Doing a mapping from Sample to SampleDto, the ConstructorResolver will try find the public Properties “Title” and “IsActive” in our Sample instance to populate the constructor parameters.
It operates in case insensitive, so does not matter if we have “isActive”, “ISACTIVE” or “isactive”. All these are considered as long they are public Properties.
An AmbiguosMatchException can occur of course, if we have two public properties with the same name declared with different text cases.
In case of multiple constructors, the execution order is from the one with highest parameters amount to the one with lowest.
| Constructor | Execution order |
| SampleDto(string title, DateTime RegistrationDate, bool IsActive) | 1 |
| SampleDto(string, bool IsActive) | 2 |
| SampleDto(string title) | 3 |
| etc. |
Remember, the priority is the parameterless constructor, only if it doesn’t exists that the others are going to be used.
Complex Scenarios¶
Prefixed properties¶
public class FooDto
{
public string Name { get; set; }
public int CreatedDateYear { get; set; }
public int CreatedDateMonth { get; set; }
public int CreatedDateDay { get; set; }
public string BarName { get; set; }
}
public class Foo
{
public Foo(string name, DateTime createdDate, Bar bar)
{
Name = name;
CreatedDate = createdDate;
Bar = bar;
}
public string Name { get; }
public DateTime CreatedDate { get; }
public Bar Bar { get; }
}
public class Bar
{
public Bar(string name)
{
Name = name;
}
public string Name { get; }
}
Mapping FooDto to Foo also works.
As FooDto doesn’t have a CreatedDate property of System.Date type, the ConstructorResolver look for all properties prefixed by CreatedDate.
In this case, CreatedDateYear, CreatedDateMonth and CreatedDateDay.
With Year, Month and Day the ConstructorResolver is able to build the CreatedDate of Foo using the constructor DateTime(year, month, day).
The same method is used to solve the Bar constructor.
Custom map properties¶
public class Customer
{
public string FirstName { get; set; }
public string LastName { get; set; }
}
public class CustomerDto
{
public CustomerDto(string fullName)
{
FullName = fullName;
}
public string FullName { get; set; }
}
To map the property CustomerDto.FullName with the values of Customer.FirstName and Customer.LastName we need write a custom configuration.

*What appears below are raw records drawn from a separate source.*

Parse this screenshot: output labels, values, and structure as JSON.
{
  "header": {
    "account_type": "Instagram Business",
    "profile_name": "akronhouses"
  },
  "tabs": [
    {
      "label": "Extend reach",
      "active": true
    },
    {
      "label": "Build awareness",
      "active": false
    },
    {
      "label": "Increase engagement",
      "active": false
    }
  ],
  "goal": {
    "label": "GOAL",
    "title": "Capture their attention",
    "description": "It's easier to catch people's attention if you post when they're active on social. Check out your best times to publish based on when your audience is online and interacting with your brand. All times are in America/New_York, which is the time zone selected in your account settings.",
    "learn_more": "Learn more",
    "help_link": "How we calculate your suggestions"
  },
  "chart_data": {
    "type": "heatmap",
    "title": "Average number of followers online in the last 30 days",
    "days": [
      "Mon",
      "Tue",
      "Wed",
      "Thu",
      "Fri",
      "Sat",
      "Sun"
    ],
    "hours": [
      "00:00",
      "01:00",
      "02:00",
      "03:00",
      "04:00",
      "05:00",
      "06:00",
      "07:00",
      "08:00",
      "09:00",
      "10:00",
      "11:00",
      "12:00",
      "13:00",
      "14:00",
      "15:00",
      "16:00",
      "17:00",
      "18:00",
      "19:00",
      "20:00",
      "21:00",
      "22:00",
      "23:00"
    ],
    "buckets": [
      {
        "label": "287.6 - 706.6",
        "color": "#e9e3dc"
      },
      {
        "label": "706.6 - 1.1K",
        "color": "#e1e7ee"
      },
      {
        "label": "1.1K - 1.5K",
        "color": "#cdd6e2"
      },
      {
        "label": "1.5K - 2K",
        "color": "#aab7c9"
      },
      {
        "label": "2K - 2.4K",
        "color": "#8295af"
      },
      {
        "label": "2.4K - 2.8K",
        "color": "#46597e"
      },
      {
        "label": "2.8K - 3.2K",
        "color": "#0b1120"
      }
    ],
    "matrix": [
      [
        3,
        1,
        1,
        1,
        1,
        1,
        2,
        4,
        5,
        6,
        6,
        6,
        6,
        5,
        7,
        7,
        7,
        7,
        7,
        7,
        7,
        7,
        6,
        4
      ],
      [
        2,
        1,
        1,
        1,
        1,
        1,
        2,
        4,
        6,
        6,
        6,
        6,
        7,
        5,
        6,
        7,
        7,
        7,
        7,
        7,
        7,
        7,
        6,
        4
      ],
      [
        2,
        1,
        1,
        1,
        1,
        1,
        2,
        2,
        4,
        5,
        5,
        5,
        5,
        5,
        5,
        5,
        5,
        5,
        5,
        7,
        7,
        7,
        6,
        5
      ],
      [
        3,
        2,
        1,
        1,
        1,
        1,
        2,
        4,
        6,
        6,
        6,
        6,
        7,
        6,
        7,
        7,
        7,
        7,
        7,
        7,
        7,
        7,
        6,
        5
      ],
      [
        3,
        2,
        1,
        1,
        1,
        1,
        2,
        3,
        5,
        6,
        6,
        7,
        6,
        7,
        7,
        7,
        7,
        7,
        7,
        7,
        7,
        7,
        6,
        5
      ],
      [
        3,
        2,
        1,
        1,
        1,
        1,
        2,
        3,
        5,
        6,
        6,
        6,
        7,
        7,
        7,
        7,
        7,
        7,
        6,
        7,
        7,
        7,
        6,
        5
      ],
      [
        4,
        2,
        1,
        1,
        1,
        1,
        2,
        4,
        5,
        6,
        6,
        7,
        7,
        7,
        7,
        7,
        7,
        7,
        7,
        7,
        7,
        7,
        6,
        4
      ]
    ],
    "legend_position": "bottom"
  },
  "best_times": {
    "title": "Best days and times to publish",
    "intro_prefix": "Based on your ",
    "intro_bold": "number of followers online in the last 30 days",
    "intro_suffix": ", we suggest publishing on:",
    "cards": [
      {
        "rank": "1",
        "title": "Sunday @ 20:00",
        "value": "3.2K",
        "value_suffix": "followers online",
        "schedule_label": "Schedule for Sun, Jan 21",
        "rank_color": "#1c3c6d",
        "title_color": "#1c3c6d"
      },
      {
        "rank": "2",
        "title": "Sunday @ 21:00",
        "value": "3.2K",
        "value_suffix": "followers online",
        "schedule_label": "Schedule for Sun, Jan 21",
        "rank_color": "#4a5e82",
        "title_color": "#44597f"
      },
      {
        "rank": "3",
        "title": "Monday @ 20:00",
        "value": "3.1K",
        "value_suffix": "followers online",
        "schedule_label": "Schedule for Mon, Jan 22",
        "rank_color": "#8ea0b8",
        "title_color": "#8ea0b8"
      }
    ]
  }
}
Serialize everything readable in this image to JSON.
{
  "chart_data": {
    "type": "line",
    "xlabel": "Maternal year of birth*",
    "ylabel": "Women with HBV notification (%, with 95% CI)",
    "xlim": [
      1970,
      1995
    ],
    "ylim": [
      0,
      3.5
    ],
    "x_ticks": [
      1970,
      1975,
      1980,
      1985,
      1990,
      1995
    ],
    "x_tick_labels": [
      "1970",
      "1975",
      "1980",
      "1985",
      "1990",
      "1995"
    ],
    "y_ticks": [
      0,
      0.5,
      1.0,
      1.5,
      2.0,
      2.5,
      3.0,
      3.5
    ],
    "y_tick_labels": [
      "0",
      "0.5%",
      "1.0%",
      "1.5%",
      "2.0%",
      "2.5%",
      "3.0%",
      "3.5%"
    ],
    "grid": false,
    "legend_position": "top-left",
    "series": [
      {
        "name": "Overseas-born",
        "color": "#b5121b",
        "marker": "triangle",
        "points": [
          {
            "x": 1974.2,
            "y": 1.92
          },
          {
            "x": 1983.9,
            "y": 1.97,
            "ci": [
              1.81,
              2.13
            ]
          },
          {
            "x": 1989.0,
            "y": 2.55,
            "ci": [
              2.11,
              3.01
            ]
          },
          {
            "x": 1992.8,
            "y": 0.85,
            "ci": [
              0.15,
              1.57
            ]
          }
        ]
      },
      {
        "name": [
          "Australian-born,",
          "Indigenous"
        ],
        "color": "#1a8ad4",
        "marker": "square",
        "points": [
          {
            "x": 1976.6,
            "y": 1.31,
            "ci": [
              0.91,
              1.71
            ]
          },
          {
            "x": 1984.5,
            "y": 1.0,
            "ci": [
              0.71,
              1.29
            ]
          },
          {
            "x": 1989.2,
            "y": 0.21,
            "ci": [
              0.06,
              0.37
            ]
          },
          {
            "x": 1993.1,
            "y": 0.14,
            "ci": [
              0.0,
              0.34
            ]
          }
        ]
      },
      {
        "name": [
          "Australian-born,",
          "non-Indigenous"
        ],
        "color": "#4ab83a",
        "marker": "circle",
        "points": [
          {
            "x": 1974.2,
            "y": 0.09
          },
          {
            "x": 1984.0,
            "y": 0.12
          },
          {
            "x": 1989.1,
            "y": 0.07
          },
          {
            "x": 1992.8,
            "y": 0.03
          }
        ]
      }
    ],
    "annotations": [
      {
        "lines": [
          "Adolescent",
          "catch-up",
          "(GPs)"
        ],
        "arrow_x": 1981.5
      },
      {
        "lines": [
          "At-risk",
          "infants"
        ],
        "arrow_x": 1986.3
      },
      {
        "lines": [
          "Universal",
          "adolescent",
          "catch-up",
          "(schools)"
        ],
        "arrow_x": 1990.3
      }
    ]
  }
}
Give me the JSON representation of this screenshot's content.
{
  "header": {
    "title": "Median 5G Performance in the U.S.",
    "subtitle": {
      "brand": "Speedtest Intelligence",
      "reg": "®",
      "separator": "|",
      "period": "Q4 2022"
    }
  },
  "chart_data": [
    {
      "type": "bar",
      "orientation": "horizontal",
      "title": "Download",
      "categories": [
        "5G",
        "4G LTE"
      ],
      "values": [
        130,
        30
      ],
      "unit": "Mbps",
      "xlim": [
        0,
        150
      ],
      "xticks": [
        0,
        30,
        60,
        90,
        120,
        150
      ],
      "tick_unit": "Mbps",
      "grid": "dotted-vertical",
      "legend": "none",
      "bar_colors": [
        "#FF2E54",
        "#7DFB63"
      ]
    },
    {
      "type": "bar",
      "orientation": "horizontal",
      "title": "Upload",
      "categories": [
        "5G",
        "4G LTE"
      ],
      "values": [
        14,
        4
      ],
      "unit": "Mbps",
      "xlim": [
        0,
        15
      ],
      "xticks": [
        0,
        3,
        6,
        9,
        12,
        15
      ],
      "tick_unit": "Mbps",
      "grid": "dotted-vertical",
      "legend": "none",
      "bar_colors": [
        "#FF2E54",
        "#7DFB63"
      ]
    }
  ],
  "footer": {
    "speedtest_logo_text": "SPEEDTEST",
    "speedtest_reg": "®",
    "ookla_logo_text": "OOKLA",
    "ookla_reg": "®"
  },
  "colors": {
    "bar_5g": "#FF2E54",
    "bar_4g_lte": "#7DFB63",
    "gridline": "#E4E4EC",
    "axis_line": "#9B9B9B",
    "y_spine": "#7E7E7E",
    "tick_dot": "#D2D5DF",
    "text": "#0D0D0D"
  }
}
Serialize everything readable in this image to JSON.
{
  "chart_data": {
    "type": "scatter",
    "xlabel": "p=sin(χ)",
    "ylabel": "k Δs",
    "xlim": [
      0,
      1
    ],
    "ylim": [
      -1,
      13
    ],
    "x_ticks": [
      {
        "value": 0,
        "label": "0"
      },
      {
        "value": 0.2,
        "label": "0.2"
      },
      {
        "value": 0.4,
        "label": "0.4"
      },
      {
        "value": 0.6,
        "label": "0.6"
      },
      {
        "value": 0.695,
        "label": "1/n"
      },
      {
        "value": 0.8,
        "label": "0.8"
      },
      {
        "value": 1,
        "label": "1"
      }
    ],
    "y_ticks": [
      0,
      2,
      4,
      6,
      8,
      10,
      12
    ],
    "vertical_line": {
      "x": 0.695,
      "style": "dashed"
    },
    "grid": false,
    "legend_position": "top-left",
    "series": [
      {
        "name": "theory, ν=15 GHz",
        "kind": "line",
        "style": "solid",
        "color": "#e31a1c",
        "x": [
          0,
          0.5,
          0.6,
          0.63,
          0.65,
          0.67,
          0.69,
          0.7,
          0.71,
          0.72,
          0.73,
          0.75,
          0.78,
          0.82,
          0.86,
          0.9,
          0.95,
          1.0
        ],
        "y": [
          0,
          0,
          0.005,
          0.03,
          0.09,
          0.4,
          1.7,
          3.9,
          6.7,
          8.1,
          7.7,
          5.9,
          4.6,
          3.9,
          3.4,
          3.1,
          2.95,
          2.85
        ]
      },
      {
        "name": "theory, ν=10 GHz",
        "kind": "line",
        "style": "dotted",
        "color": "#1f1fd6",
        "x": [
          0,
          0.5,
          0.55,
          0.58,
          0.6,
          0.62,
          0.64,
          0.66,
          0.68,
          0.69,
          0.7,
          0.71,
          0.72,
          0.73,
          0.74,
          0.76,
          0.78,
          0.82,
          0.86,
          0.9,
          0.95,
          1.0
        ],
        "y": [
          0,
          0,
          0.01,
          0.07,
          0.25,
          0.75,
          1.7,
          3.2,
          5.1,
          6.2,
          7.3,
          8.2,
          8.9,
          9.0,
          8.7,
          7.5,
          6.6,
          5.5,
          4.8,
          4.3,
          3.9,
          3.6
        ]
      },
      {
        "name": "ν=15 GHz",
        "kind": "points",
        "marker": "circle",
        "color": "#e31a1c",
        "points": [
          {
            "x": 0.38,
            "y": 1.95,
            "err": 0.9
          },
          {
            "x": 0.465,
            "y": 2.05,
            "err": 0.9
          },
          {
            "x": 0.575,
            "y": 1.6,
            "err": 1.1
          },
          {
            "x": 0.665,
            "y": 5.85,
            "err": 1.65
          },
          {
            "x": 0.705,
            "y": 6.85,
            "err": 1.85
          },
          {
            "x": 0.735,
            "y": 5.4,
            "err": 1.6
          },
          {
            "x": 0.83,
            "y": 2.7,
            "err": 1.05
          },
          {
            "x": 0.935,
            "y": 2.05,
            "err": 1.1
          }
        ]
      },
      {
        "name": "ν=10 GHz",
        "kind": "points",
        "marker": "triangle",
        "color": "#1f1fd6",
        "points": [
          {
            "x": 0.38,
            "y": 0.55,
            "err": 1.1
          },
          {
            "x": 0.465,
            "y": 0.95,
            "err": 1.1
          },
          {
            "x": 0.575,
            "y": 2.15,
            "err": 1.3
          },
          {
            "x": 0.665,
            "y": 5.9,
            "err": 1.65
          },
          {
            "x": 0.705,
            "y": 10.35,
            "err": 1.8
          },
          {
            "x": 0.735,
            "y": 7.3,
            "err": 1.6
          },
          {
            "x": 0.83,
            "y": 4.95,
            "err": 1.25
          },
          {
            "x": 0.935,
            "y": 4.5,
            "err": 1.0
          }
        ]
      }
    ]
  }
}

See more in Mapping Configurations.
var provider = new MappingProvider();
provider.AddConfig<Customer, CustomerDto>(config =>
config.Map(
output => output.FullName,
input => input.FirstName + " " + input.LastName
)
);
var mapper = new Mapper(provider);
mapper.Map<CustomerDto>(customer);
Doing this, the ConstructorResolver will also use this configuration to determine how to resolve the fullName parameter of the constructor.